Gallium is a soft metal in the same family as aluminum. It’s solid at room temperature, but just barely, with a melting point of about 85 degrees Fahrenheit (29.4 Celsius) . But when combined with plentiful nitrogen, it becomes GaN, a rock-hard semiconductor material. GaN is no shrinking violet; a 2017 study from Shandong University in China, looking at GaN as an anode material, called it the “most studied III-nitride,” compared with similar conductors AlN (aluminum) and InN (indium), for example.

Navitas Semiconductor says that by making a simple swap—gallium nitride (GaN) for silicon—EV batteries could shed critical weight and also charge faster. It’s all because of the chemical and physical makeup of GaN compared with silicon, giving GaN larger capacity with less materials.

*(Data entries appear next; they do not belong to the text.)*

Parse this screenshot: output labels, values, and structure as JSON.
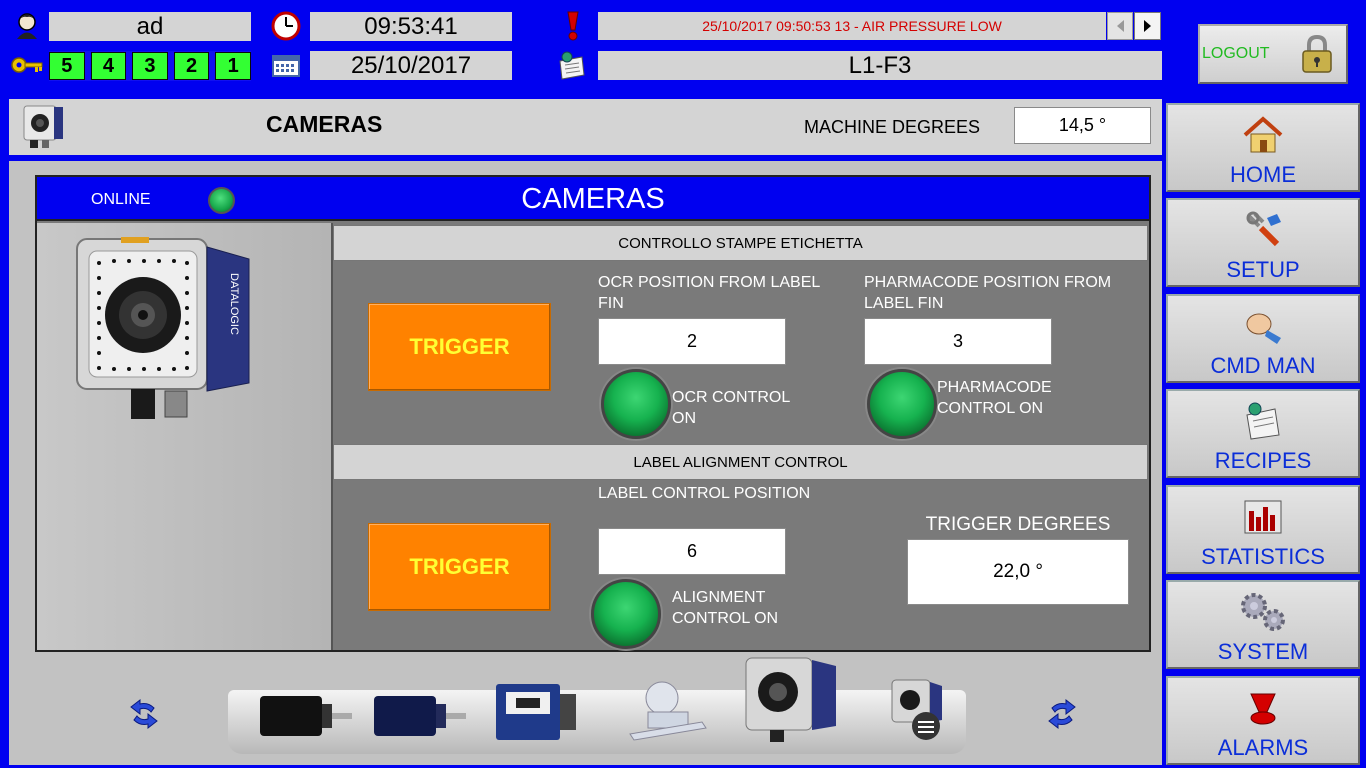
{
  "header": {
    "user": "ad",
    "time": "09:53:41",
    "date": "25/10/2017",
    "alarm_message": "25/10/2017 09:50:53 13 - AIR PRESSURE LOW",
    "line": "L1-F3",
    "levels": [
      "5",
      "4",
      "3",
      "2",
      "1"
    ],
    "logout_label": "LOGOUT"
  },
  "title_bar": {
    "title": "CAMERAS",
    "machine_degrees_label": "MACHINE DEGREES",
    "machine_degrees_value": "14,5 °"
  },
  "panel": {
    "title": "CAMERAS",
    "online_label": "ONLINE",
    "section1": {
      "heading": "CONTROLLO STAMPE ETICHETTA",
      "trigger_label": "TRIGGER",
      "ocr_label": "OCR POSITION FROM LABEL FIN",
      "ocr_value": "2",
      "pharma_label": "PHARMACODE POSITION FROM LABEL FIN",
      "pharma_value": "3",
      "ocr_control_label": "OCR CONTROL ON",
      "pharma_control_label": "PHARMACODE CONTROL ON"
    },
    "section2": {
      "heading": "LABEL ALIGNMENT CONTROL",
      "trigger_label": "TRIGGER",
      "position_label": "LABEL CONTROL POSITION",
      "position_value": "6",
      "alignment_label": "ALIGNMENT CONTROL ON",
      "trigger_degrees_label": "TRIGGER DEGREES",
      "trigger_degrees_value": "22,0 °"
    }
  },
  "nav": {
    "items": [
      {
        "label": "HOME",
        "icon": "home-icon"
      },
      {
        "label": "SETUP",
        "icon": "tools-icon"
      },
      {
        "label": "CMD MAN",
        "icon": "hand-icon"
      },
      {
        "label": "RECIPES",
        "icon": "recipe-icon"
      },
      {
        "label": "STATISTICS",
        "icon": "chart-icon"
      },
      {
        "label": "SYSTEM",
        "icon": "gears-icon"
      },
      {
        "label": "ALARMS",
        "icon": "alarm-light-icon"
      }
    ]
  },
  "colors": {
    "frame": "#0000f0",
    "panel_gray": "#7a7a7a",
    "trigger_orange": "#ff8200",
    "trigger_text": "#ffff33",
    "level_green": "#33ff33",
    "nav_text": "#0b2ed8",
    "alarm_text": "#d40000"
  }
}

Till now, Gallium Nitride has mainly been exolored as a substitute for Silicon in electronics. Silicon has a narrow band (1.1 electron volts) and GaN has a much wider one (3.4 electron volts). The material can hold more electron-passing particles, which translates to more dense materials that can carry the same amount of current.

Navitas says in its materials that GaN is also a way that we could improve the traction systems in EVs that literally translate energy into the vehicle’s adhesion to the road. That means more movement with less energy, because less is wasted “spinning the wheels.” Indeed, it seems that GaN could do a lot more with less when it comes to EV semiconductors.